Hundreds of parallel matrix-vector multiplications with cuBLAS

chung · October 13, 2014, 10:36pm

To my understanding a cuBLAD handle (cublasHandle_t) is a wrapper for a cuda stream (cudaStream_t); this said, if we attempt to launch hundreds of parallel matrix-vector multiplications using cuBLAS and constructing the corresponding handles, these will be serialized in groups of 16, i.e., only 16 parallel cuBLAS kernels will actually execute in parallel. So, if this is true, is there a way (possibly using some other library) to perform lots of (actually) parallel matrix-vector multiplications?

Note: If the multiplications we need to perform in parallel are in the form Ax1, Ax2, …, AxN, then we can simply pack x1, x2, …, xN is a matrix X = [x1, x2, …, xN] and perform the multiplication A * X. If we need to do A1x1, A2x2, …, ANxN then the only solution I can think of is to do A*X with A = blockdiag(A1, A2, …, AN), but this would occupy tremendous amounts of memory!

I’m also quoting the following from the CUDA C Programming guide:

UPDATE…

I think there are the following ways to do lots of matrix-vector multiplications in parallel:

Use cuBLAS with different streams (or in different CUDA contexts)
Write a custom kernel - but achieving high efficiency is non-trivial
Use Array Fire Pro (and pay for it)
Maybe Thrust could be useful? The zip iterator maybe?

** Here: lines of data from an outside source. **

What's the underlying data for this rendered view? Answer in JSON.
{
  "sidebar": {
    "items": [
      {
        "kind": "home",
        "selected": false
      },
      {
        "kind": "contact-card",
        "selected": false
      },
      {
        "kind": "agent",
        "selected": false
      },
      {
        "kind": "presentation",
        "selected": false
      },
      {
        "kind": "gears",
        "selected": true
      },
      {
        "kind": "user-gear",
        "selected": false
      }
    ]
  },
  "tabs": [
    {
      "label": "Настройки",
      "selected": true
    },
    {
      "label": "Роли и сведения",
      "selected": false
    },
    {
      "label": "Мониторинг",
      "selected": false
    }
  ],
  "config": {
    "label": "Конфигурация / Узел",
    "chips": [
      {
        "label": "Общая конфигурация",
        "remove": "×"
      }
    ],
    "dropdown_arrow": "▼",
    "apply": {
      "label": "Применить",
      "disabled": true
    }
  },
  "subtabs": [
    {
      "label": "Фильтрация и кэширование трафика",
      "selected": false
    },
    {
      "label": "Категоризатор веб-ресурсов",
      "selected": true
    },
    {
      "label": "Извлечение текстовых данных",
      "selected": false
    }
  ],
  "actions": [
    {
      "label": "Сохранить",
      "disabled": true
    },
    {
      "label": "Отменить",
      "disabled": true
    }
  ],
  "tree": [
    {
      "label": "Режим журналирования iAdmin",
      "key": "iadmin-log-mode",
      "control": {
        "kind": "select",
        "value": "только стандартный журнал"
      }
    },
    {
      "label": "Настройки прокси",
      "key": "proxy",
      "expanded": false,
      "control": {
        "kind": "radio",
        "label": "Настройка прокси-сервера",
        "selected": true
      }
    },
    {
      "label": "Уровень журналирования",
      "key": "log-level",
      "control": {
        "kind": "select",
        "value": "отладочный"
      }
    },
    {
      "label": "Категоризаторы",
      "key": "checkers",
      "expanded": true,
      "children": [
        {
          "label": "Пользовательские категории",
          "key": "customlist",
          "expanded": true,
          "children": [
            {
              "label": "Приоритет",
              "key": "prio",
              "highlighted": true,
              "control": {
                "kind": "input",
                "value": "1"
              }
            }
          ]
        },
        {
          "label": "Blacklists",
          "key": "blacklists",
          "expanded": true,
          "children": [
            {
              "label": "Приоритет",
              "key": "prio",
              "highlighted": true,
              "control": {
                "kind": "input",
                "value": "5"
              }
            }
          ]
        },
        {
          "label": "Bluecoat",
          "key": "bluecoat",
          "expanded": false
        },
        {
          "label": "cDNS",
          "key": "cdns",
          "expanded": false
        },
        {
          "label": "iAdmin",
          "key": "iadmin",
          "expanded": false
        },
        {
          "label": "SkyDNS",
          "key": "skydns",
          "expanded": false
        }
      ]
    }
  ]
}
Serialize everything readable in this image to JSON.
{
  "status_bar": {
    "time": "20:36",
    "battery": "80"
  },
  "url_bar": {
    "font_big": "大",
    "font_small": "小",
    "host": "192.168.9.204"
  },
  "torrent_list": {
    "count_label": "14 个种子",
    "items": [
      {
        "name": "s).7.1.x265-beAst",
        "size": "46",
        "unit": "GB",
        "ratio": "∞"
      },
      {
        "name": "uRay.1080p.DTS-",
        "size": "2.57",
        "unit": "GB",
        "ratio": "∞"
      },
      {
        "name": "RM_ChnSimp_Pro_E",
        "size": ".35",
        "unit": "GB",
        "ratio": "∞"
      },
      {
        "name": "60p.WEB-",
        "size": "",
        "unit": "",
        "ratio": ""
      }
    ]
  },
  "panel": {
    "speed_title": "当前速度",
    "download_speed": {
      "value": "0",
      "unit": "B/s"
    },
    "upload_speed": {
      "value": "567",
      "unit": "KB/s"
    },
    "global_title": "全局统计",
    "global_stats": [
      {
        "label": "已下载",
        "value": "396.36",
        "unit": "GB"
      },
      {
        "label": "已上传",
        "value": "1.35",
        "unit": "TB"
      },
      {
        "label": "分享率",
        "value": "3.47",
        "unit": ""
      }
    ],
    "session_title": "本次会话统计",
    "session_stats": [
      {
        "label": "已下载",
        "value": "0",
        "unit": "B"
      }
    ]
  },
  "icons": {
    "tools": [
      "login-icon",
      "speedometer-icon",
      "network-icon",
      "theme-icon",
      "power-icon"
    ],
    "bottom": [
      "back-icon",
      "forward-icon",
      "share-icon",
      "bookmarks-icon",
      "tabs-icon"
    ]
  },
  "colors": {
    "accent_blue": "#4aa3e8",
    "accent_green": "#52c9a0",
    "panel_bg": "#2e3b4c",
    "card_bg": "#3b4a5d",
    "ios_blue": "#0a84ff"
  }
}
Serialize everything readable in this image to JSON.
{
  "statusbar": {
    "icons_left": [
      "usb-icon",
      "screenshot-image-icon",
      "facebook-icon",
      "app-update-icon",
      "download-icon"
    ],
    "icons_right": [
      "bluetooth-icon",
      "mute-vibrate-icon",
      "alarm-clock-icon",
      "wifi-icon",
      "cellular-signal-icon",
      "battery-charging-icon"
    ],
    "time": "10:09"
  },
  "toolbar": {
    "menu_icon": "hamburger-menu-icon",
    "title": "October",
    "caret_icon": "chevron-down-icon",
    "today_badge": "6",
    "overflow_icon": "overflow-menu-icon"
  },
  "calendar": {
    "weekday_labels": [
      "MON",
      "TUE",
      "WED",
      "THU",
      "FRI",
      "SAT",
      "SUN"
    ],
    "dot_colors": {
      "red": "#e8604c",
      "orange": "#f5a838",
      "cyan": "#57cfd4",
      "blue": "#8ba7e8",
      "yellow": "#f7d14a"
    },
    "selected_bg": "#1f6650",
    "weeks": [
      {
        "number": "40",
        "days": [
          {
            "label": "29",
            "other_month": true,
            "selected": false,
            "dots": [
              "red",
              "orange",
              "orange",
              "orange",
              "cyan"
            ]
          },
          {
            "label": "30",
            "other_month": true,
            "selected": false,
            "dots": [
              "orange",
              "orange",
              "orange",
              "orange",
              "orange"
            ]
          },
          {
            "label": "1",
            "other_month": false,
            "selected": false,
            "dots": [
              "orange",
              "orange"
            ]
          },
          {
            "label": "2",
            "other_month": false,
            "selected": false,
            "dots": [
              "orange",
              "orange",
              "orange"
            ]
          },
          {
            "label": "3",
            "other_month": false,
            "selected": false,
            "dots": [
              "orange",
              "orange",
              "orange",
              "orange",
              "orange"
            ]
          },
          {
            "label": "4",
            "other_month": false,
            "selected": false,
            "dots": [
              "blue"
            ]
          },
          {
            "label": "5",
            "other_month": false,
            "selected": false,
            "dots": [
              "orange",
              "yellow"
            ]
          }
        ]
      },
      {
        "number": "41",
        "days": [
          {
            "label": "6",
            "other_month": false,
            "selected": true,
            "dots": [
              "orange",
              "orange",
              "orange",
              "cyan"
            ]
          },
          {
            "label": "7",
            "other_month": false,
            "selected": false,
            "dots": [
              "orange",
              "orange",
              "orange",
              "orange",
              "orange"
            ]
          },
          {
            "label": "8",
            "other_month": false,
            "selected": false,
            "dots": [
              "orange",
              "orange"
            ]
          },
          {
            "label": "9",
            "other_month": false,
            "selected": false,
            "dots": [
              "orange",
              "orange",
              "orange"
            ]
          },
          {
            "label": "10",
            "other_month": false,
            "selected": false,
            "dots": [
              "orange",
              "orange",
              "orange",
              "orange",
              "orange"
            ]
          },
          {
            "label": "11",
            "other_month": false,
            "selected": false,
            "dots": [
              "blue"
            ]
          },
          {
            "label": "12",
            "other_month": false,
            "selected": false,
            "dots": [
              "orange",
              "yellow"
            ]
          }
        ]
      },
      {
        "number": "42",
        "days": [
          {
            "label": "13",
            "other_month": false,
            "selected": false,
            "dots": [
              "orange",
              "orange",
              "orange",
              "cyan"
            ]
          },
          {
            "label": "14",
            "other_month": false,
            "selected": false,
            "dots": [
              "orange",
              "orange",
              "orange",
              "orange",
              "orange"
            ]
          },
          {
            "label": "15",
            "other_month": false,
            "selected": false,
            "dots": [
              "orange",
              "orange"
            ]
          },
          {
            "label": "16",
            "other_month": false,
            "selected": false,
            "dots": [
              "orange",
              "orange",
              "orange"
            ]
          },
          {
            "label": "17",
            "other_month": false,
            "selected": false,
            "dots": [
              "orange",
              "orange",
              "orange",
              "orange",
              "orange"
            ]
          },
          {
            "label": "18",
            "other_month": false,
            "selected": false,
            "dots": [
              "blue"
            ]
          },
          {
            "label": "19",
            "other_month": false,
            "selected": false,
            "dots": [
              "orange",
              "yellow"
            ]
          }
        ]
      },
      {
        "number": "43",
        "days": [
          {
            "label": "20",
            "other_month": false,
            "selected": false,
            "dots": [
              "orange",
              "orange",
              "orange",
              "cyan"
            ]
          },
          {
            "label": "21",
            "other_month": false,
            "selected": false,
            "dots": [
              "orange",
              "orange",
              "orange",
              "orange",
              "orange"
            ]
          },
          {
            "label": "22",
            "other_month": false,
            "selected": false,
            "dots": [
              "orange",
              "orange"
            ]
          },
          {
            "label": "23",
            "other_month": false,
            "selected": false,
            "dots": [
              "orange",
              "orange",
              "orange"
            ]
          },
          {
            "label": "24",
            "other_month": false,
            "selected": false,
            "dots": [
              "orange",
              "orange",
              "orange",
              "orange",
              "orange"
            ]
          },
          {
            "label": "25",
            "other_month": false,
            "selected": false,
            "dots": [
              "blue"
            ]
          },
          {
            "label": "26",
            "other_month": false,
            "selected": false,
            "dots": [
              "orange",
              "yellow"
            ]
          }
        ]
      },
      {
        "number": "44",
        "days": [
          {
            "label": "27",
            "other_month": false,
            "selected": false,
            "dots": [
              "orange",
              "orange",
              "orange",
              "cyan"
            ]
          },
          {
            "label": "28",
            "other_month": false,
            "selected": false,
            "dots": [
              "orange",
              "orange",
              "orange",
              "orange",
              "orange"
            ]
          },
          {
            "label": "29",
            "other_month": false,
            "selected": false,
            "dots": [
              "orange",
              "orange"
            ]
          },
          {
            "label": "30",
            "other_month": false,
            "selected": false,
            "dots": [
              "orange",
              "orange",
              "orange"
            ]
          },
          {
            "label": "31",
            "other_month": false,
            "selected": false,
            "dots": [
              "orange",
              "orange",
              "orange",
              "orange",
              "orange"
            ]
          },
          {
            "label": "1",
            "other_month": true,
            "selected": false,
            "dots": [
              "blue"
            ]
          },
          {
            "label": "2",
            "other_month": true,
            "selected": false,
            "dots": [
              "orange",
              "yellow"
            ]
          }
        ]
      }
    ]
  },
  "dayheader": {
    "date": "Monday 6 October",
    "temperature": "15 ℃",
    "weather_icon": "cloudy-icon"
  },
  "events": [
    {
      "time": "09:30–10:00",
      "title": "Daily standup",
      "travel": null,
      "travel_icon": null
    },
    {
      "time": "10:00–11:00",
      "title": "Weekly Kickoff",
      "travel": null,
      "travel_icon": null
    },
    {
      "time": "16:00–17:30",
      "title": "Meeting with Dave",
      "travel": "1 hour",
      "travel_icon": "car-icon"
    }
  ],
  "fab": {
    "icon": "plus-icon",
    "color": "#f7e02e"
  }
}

I would appreciate some suggestions…

Robert_Crovella · October 14, 2014, 11:21pm

You don’t need a cublas handle for each stream. It is not a wrapper for a cuda stream. Not even sure what you mean by that.

A matrix multiplication of any reasonable size can fully occupy the GPU. Even if it did not, several run in parallel should fully occupy the GPU. There is no benefit to trying to run more than 16 CUBLAS streams in parallel. Once the machine is fully utilized, there is no benefit to trying to create additional concurrency.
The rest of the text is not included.